Centre de recherche, Département de chirurgie, Hôpital du Sacré-Coeur de Montréal, Université de Montréal, local K-3035, 5400 boulevard Gouin ouest, Montréal, Québec H4J 2C5, Canada.
J Bone Joint Surg Am. 2012 Jul 3;94(13):1175-9. doi: 10.2106/JBJS.J.01952.
The ability to predict the long-term physical function and prognosis of hip fracture patients during the early postoperative period is essential for surgeons and physical therapists as well as for patients and their families. The purpose of this study was to determine whether early functional assessment correlated with and/or predicted long-term function after surgery to treat a displaced femoral neck fracture.
Sixty-two patients undergoing hemiarthroplasty for a displaced femoral neck fracture were evaluated prospectively; a minimum follow-up of two years was required.
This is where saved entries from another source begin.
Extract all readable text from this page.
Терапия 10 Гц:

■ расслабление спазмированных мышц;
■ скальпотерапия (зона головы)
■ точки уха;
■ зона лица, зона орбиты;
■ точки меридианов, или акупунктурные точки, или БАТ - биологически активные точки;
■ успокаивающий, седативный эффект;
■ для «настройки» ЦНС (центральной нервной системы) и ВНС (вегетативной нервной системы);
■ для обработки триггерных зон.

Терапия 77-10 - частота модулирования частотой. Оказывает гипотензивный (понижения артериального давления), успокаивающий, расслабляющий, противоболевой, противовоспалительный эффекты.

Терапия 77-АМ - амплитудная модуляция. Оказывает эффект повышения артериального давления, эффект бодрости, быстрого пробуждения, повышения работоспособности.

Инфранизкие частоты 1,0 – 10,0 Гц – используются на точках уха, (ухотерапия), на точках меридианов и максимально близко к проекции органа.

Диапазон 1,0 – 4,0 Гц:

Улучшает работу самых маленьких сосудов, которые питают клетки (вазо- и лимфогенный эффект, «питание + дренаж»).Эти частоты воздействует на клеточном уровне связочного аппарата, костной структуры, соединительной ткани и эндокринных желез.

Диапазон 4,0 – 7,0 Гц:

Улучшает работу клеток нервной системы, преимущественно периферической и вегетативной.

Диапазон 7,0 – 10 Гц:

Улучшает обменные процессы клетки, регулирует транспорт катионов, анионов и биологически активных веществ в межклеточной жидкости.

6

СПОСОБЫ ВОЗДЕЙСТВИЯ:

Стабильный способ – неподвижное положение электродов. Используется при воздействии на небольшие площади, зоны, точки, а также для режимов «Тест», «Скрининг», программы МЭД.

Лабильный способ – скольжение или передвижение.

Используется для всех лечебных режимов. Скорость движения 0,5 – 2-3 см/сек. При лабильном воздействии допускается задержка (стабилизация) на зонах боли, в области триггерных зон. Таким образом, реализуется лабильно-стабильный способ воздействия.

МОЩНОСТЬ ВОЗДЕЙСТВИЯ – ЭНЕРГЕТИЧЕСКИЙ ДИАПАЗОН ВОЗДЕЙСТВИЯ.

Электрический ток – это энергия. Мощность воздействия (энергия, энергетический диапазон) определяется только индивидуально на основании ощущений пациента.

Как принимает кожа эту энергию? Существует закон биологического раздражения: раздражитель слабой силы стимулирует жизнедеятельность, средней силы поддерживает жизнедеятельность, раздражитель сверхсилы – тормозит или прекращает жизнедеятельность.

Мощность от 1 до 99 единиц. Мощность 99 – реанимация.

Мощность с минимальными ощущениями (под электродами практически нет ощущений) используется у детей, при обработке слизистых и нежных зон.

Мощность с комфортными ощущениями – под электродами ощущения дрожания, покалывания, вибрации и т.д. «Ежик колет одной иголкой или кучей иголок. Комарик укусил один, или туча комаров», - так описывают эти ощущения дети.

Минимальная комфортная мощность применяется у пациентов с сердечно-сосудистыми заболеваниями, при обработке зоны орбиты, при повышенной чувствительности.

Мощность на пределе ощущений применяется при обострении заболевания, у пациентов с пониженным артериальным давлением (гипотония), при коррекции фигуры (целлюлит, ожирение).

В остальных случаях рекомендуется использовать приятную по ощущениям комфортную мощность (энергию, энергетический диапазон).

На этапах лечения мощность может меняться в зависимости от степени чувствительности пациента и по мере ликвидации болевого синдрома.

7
Validated functional assessments, including the Lower Extremity Measure and the Timed Up and Go test, were utilized, and scores were analyzed with respect to patient baseline data.
The functional level of patients decreased significantly after the injury, with the mean Lower Extremity Measure score decreasing from 87.7 to 62.4 and the need for a walking aid increasing from 36% to 54% at two years postoperatively (p < 0.05 for both). The Timed Up and Go test scores at four days and three weeks postoperatively were significantly higher in patients who needed a walking aid at two years compared with independently walking patients (p < 0.05). Receiver operating characteristic curve analysis of the Timed Up and Go test scores revealed that the optimal threshold for predicting the need for a walking aid at two years was fifty-eight seconds at four days postoperatively and twenty-six seconds at three weeks. Also, the need for a walking aid at two years was ninetyfold higher when the Timed Up and Go test score at three weeks postoperatively exceeded the twenty-six seconds threshold.
The Timed Up and Go test was an early clinical indicator of future physical function in patients with a hip fracture treated with hemiarthroplasty. Innovative clinical approaches to anticipate future function will contribute to increasing the efficiency of overall management of this growing set of patients.
对于外科医生、物理治疗师以及患者及其家属而言,能够在术后早期预测髋部骨折患者的长期身体功能和预后至关重要。本研究旨在确定早期功能评估是否与手术后长期功能相关,以及是否可预测治疗移位股骨颈骨折的手术效果。
对 62 例行人工髋关节置换术治疗的移位股骨颈骨折患者进行前瞻性评估;要求至少随访 2 年。使用经过验证的功能评估,包括下肢测量和计时起立行走测试,并分析与患者基线数据相关的评分。
患者的功能水平在受伤后显著下降,下肢测量评分从 87.7 分降至 62.4 分,术后 2 年需要助行器的比例从 36%增加到 54%(均 p < 0.05)。术后 4 天和 3 周时需要助行器的患者的计时起立行走测试评分明显高于独立行走的患者(p < 0.05)。计时起立行走测试评分的受试者工作特征曲线分析显示,术后 4 天预测术后 2 年需要助行器的最佳阈值为 58 秒,术后 3 周的最佳阈值为 26 秒。术后 3 周时计时起立行走测试评分超过 26 秒阈值,患者需要助行器的可能性增加 90 倍。
对于接受人工髋关节置换术治疗的髋部骨折患者,计时起立行走测试是术后早期预测未来身体功能的临床指标。采用创新的临床方法来预测未来功能,将有助于提高此类不断增长的患者群体的整体管理效率。